A Mixed Landing: Warm Greetings and Logistical Problems 

 

The six ships carrying the 198th Regiment landed on Bora Bora on the 17th of February, 1942, twenty-one days after they set sail from Charleston. Their orders were to defend the naval base that was to be established there. When the men set foot on land, they were on high alert for a Japanese Attack, but instead they were met by a warm welcome from the native Bora Boran people. Setting up the base proved difficult because of the hurried way that they had packed the ship in Charleston. Critically-needed items had been loaded first and so at the time of unloading they were buried deep underneath thousands of pounds of secondary items.

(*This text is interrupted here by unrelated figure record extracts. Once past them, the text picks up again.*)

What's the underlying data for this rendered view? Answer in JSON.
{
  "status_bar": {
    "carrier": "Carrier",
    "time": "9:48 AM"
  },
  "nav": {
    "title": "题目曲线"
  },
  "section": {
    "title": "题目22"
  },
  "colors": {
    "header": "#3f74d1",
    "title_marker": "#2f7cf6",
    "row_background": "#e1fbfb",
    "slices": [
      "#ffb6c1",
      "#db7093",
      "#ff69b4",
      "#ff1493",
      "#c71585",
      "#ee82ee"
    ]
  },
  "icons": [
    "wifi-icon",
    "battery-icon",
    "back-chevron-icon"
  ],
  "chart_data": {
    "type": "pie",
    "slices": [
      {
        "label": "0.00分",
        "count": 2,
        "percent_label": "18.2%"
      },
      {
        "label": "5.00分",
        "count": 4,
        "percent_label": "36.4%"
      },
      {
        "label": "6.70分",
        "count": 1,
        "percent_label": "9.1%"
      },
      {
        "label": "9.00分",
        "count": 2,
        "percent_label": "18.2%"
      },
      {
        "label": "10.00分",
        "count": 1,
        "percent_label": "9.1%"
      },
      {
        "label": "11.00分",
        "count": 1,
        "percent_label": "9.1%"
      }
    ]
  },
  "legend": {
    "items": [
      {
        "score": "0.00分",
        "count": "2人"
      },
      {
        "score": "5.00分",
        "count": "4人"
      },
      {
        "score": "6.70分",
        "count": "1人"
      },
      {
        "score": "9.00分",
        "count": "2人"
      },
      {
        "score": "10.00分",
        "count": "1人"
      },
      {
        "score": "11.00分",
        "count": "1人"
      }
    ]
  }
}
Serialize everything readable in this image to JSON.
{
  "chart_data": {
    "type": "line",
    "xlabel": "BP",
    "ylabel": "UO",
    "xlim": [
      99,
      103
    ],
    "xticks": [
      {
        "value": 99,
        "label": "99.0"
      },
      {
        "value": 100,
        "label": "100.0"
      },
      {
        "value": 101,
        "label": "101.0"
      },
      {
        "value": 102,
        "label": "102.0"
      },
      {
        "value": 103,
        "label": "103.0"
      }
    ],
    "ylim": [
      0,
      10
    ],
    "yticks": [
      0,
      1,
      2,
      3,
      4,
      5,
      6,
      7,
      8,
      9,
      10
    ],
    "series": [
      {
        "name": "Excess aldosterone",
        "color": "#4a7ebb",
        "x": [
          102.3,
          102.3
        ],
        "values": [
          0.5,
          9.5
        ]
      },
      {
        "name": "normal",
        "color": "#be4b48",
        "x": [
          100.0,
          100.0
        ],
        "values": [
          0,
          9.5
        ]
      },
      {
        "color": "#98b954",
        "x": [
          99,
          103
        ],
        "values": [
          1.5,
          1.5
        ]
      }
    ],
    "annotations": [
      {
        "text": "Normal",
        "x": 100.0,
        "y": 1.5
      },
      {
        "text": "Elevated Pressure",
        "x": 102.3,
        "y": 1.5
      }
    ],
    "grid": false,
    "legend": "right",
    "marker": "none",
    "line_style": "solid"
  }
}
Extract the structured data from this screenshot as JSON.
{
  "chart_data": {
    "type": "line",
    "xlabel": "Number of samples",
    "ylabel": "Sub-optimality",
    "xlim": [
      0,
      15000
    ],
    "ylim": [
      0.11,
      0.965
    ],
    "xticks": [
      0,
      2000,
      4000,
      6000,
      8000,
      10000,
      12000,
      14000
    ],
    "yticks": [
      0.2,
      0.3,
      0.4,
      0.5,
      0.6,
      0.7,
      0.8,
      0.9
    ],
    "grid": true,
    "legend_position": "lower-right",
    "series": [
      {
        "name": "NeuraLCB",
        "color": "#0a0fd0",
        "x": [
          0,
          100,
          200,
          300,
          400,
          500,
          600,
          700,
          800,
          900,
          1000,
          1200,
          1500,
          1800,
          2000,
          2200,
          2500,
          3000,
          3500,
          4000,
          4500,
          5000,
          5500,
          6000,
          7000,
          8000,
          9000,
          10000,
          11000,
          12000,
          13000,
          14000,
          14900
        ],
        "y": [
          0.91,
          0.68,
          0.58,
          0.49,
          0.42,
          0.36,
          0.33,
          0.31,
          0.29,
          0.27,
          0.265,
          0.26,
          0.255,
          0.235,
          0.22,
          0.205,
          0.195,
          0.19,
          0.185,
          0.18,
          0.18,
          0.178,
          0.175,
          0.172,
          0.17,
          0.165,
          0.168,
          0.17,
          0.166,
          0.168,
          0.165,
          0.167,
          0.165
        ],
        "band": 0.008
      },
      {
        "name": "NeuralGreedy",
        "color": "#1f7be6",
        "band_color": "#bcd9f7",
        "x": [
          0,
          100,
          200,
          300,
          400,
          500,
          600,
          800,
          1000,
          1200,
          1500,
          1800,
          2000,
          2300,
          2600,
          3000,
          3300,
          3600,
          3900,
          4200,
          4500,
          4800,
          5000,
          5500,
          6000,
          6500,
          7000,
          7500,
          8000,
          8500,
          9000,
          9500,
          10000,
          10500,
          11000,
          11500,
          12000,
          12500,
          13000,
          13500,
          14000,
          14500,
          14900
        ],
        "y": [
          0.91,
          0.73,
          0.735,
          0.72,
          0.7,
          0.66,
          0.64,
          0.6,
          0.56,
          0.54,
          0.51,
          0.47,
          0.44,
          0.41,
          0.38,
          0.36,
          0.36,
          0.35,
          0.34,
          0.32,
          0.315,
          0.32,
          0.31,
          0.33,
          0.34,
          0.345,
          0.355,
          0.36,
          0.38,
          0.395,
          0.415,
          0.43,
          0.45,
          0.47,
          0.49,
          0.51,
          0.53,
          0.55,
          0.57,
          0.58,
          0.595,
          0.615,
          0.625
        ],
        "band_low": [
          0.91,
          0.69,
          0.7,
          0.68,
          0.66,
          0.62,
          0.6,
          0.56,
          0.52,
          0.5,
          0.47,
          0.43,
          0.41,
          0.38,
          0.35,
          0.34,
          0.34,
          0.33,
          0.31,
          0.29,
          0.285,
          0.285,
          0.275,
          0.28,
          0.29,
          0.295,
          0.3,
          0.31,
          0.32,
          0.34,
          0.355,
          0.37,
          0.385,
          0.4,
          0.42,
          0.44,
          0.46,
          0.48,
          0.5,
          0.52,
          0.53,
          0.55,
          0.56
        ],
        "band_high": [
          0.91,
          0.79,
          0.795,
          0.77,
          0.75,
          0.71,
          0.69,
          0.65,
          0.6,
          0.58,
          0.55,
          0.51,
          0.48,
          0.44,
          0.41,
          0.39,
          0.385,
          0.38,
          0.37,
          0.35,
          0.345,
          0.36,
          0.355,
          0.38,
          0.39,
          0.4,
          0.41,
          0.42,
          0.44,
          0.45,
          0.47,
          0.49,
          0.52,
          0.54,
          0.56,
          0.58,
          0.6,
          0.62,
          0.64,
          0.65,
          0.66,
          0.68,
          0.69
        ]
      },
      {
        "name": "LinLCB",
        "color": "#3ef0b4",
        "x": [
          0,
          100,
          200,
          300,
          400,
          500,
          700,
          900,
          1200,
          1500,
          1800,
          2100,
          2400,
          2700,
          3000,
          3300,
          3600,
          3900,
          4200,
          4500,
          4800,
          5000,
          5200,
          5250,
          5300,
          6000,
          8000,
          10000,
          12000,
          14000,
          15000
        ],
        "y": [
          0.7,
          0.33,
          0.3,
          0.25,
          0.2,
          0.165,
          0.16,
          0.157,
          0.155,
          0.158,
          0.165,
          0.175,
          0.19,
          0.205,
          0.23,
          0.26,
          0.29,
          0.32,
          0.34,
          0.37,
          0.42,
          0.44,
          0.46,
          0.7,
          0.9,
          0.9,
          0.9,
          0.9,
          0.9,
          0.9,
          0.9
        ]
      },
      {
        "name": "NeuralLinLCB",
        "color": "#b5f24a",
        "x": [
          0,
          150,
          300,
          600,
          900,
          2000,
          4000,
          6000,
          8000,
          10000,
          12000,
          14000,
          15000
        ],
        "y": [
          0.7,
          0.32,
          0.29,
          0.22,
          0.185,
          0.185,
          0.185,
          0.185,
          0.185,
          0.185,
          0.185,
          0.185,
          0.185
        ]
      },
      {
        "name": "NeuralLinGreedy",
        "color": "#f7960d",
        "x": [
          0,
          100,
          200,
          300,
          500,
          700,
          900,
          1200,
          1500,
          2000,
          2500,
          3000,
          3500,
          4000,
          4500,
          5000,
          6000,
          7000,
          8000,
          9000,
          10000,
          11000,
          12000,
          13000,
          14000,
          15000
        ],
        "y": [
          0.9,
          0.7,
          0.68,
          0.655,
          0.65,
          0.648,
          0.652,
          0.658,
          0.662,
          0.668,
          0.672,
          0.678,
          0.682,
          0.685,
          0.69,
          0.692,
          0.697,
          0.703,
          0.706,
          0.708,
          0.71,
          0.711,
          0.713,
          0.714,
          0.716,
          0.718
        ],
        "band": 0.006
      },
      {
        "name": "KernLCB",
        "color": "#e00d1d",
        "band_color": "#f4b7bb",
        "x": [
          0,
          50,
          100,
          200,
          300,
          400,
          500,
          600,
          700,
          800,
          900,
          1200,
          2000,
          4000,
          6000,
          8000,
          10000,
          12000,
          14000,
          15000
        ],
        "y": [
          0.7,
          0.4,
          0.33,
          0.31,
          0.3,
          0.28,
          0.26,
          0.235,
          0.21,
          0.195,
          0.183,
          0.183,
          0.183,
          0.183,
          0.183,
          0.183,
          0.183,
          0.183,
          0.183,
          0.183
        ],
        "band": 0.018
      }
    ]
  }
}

This faux pas would be an intense learning experience for the 198th and the U.S. military. The logistic lessons learned from this misstep early in the war would be vital for the success of future operations.

Photograph of the Bora Boran people coming to greet the men of the 198th on their canoes when the Americans first arrived on the island. For them, the 198th’s presence meant a huge new impact on their community. Credit: Photographer unidentified member of the 198th, 1942. Delaware Military Museum Archives.

The 198th Regiment deployed with all of their artillery pieces and equipment  in the bowels of the ship. They also brought massive amounts of fuel, food, housing, and building supplies, along with their weapons. Credit: Photographer unidentified member of the 198th, 1942. Delaware Military Museum Archives.

Two Soldiers turn palm trees into telephone poles.  The prefab quonset hut stands in stark contrast to the swaying native palm trees of Bora Bora.  The Tropics represent two different worlds coming together.  In contrast to Delaware’s climate, the tropical climate and environment. Photographer unknown, 1942. Delaware Military Museum Archives.